Despite teachers’ best efforts to replicate a “normal” school year during remote and hybrid learning, there are many aspects of the average school day that are impossible to meet when everyone is working from their own remote location. One of the most notable aspects is the inability to replicate a student’s social life, one which forms through daily face-to-face interactions throughout the course of an in-person school day. It is these once thriving relationships that are now severely suffering, Collins said.

“90 percent of my friendships have just been decimated,” Collins said. “I’m going to lose my mind once I get to see all my old friends again.”

“We aren’t little kids anymore, and I know that. But everyone I know is struggling, and we are just at our wits’ end,”
Clynet Collins
Junior at Manchester High School

In order to supplement this lack of in-person time with their friends and peers, many teenagers have turned to virtual forms of connections. While many still call and text with their friends, video games have become one of the most prominent forms of connection between teens. Free-to-play mobile games such as Among Us, which surpassed more than 200 million total downloads in 2020, often serve as glorified chatrooms, allowing friends the opportunity to virtually spend time with one another while cooperatively working together on their in-game goals.

But to many students, these supplementary forms of social connection are draining, rather than emotionally fulfilling. As remote learning requires students to sit in front of a laptop or cell phone for a handful of hours each school day, many find the idea of spending their free time buried in technology to be a daunting thought. Take for example Eden Lewis, a junior at Manchester High School.

“It’s so much harder for me to sustain relationships now, let alone make new ones.”
Eden Lewis
Junior at Manchester High School

“It often feels like there is nothing to do for us other than sit around. Everything for me is on my computer, so there is no real escape,” Lewis said. “It’s so much harder for me to sustain relationships now, let alone make new ones.”

For students worn down by technology, this difficulty in maintaining their peer social groups is not the only type of relationship affected by the shift to remote learning. The student-teacher relationship, one that many students downplay the significance of, is just as crucial as any other interpersonal relationship that young people develop, Lewis said.

“Before, it was so much easier to reach out, as I could just swing by my teacher’s classroom after school. But now, I don’t know where to even find the time to reach out. It’s not nearly the same as getting in-person support,” Lewis said.
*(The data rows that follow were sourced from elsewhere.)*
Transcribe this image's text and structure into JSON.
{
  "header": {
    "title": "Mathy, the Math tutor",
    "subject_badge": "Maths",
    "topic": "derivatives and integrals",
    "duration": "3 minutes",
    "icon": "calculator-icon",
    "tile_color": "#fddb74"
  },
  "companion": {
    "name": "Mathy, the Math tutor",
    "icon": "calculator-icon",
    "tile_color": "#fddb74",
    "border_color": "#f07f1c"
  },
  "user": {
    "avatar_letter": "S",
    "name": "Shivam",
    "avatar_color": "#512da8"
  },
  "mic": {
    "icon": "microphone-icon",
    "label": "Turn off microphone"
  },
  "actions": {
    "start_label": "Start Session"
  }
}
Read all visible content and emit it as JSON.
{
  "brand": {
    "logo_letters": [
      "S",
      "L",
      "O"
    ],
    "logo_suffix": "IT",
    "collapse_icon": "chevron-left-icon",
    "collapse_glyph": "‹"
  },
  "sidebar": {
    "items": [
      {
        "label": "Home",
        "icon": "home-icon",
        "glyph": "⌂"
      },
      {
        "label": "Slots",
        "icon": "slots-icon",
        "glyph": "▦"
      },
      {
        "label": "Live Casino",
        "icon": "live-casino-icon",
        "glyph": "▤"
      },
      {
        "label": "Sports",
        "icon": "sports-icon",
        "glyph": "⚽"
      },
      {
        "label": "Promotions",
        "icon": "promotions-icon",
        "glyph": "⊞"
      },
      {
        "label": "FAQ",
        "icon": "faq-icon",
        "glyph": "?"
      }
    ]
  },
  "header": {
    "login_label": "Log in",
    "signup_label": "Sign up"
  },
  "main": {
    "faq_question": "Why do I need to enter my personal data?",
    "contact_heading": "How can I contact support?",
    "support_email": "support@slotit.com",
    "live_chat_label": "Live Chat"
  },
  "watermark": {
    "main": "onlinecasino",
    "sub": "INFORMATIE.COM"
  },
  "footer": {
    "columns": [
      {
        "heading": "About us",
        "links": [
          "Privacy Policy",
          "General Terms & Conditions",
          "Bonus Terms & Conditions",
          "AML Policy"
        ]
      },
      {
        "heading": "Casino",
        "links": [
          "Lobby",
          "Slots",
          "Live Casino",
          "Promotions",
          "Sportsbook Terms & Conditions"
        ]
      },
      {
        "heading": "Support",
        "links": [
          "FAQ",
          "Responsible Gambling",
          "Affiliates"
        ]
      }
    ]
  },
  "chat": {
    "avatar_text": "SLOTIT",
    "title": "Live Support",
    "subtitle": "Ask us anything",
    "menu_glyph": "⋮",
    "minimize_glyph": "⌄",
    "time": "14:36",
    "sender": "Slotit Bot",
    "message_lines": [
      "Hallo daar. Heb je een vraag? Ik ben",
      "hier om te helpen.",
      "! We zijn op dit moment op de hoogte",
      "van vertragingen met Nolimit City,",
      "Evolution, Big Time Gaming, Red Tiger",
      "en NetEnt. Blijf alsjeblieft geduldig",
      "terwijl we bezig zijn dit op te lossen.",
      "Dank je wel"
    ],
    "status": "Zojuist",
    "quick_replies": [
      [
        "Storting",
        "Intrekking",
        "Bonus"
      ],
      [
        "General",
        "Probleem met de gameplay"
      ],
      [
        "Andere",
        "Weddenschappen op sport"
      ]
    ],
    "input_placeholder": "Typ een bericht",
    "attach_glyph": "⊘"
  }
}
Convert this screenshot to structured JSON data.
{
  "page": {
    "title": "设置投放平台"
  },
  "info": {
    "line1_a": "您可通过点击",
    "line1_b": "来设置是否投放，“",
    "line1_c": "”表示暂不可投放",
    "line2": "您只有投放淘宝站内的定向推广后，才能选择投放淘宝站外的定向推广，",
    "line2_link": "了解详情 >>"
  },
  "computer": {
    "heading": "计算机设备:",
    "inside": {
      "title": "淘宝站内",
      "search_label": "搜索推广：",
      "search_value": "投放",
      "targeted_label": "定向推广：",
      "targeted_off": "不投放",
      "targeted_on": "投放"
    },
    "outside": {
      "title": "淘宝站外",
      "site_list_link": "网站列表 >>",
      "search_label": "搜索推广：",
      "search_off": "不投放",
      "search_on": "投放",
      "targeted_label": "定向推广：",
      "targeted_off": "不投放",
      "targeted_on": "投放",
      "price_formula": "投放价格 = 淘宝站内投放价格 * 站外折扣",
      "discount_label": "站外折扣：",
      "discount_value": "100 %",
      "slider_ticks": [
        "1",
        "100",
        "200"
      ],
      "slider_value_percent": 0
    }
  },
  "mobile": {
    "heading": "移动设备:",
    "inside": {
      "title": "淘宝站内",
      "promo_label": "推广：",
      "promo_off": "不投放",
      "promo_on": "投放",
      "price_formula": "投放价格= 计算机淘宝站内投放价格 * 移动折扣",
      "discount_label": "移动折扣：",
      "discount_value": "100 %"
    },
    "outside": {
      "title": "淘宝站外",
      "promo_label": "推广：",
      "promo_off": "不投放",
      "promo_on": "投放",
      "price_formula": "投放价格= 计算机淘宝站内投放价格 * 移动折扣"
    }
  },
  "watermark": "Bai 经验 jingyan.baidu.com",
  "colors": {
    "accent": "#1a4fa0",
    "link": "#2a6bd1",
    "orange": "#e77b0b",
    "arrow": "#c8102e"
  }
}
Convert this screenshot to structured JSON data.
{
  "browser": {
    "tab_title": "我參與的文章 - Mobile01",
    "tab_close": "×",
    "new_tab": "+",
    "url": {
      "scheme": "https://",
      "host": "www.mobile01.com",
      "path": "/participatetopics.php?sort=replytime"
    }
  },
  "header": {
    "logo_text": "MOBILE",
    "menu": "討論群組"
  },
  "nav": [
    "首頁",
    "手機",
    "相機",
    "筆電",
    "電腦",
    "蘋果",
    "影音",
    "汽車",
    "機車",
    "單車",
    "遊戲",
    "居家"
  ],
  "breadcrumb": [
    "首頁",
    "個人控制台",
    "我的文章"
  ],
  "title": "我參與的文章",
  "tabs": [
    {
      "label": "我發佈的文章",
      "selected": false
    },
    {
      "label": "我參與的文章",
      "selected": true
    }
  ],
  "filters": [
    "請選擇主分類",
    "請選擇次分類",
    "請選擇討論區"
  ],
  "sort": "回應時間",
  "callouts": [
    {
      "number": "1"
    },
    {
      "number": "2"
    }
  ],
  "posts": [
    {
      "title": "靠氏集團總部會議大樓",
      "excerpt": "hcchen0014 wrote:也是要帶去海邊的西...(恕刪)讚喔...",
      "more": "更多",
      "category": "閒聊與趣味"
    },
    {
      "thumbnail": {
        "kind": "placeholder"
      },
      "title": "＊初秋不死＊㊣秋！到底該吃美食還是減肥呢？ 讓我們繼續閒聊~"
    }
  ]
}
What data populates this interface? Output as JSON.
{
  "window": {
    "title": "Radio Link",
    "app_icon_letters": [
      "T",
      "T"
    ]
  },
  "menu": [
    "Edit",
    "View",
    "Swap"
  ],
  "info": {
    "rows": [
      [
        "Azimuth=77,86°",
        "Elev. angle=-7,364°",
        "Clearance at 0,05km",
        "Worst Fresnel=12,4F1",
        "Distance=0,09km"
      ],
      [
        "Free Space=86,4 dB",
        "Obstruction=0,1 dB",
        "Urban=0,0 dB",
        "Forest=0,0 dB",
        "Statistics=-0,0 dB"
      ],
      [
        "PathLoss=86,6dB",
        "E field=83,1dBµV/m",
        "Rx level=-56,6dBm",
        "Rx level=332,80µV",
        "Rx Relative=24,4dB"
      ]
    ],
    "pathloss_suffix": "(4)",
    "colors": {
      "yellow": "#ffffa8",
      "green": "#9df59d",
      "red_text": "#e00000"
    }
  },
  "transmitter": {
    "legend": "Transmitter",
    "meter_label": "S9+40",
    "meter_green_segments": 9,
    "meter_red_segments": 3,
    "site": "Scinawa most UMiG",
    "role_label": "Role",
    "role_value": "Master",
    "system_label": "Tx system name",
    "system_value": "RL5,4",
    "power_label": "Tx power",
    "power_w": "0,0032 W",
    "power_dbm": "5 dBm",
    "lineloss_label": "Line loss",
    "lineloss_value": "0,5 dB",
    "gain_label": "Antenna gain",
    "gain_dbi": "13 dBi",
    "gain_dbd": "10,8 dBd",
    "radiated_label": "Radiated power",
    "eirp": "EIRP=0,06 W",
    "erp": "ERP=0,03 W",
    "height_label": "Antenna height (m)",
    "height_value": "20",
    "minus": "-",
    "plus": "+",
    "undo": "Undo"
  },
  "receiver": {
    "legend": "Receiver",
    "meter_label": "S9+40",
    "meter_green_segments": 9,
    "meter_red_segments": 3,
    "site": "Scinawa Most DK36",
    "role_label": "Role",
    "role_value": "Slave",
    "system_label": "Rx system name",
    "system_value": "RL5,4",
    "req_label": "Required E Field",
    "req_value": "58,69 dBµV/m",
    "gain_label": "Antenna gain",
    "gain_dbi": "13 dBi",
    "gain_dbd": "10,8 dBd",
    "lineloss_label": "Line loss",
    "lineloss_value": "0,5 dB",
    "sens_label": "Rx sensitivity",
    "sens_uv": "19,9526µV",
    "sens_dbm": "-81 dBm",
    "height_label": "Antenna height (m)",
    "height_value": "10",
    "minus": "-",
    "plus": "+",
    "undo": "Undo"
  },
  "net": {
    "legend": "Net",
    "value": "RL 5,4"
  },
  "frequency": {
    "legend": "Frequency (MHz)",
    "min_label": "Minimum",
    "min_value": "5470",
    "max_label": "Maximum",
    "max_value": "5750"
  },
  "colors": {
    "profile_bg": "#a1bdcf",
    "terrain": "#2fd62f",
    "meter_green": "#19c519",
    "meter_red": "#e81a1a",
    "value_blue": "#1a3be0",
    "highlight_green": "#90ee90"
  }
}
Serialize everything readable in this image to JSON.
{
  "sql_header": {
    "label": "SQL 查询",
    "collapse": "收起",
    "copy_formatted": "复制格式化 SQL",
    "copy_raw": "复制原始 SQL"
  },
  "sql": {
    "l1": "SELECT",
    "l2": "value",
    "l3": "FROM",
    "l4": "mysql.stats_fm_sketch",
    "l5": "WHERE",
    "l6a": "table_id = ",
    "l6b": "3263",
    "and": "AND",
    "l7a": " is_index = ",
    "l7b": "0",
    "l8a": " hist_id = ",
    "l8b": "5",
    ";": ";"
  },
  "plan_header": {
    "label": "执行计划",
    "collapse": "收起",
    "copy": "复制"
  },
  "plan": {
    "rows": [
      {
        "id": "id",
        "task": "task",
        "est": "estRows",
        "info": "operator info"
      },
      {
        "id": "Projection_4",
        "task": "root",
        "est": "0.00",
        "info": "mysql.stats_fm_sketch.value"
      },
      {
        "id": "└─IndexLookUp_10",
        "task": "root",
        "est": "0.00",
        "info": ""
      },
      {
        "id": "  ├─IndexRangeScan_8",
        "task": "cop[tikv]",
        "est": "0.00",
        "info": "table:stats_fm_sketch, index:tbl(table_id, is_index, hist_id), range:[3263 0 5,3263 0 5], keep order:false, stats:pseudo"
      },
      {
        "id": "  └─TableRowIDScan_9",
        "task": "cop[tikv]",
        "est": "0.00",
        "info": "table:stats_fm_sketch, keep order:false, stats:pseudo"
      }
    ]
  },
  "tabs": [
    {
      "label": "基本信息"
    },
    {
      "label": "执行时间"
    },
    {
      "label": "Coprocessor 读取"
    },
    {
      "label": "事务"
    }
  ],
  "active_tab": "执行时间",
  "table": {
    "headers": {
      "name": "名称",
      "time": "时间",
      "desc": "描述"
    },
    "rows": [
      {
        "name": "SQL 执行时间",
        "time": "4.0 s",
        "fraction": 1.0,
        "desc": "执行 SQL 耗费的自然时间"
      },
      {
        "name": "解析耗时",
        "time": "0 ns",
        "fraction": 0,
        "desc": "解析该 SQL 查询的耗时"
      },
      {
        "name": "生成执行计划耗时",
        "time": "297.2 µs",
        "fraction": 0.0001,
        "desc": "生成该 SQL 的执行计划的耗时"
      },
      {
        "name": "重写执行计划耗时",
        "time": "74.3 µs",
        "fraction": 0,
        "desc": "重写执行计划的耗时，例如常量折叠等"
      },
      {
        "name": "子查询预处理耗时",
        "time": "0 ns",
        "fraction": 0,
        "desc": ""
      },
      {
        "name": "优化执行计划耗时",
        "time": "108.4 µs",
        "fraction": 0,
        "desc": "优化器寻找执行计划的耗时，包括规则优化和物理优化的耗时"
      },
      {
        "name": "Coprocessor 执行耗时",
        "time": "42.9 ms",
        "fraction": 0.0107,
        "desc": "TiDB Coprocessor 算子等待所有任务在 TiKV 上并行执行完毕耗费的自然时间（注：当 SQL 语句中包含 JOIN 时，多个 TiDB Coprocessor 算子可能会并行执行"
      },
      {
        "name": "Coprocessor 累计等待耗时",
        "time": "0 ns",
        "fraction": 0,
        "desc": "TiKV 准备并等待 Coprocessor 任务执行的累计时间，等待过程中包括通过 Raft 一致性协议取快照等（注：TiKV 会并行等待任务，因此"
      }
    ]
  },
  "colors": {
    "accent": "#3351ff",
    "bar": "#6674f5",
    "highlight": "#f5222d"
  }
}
While it can be easy for students to wallow in their hardships, Lewis said it is crucial that students make a consistent and honest effort to connect with those around them. Whether it be their friends, teachers or parents, these are crucial relationships for students to maintain, especially in their particularly formative high school years.

“I know that it’s so much easier to do nothing than to do something, but you can’t fall into the sinkhole of doing nothing,” Lewis said. “My best advice? Don’t be afraid to reach out.”

This is the third entry in a three-part series entitled How a Pandemic Changed Learning, which is focused on how COVID-19 has impacted local schools and how the affected have adapted to overcome new challenges. The series will focus on three of the most heavily-impacted groups in our schools: teachers, students & their parents.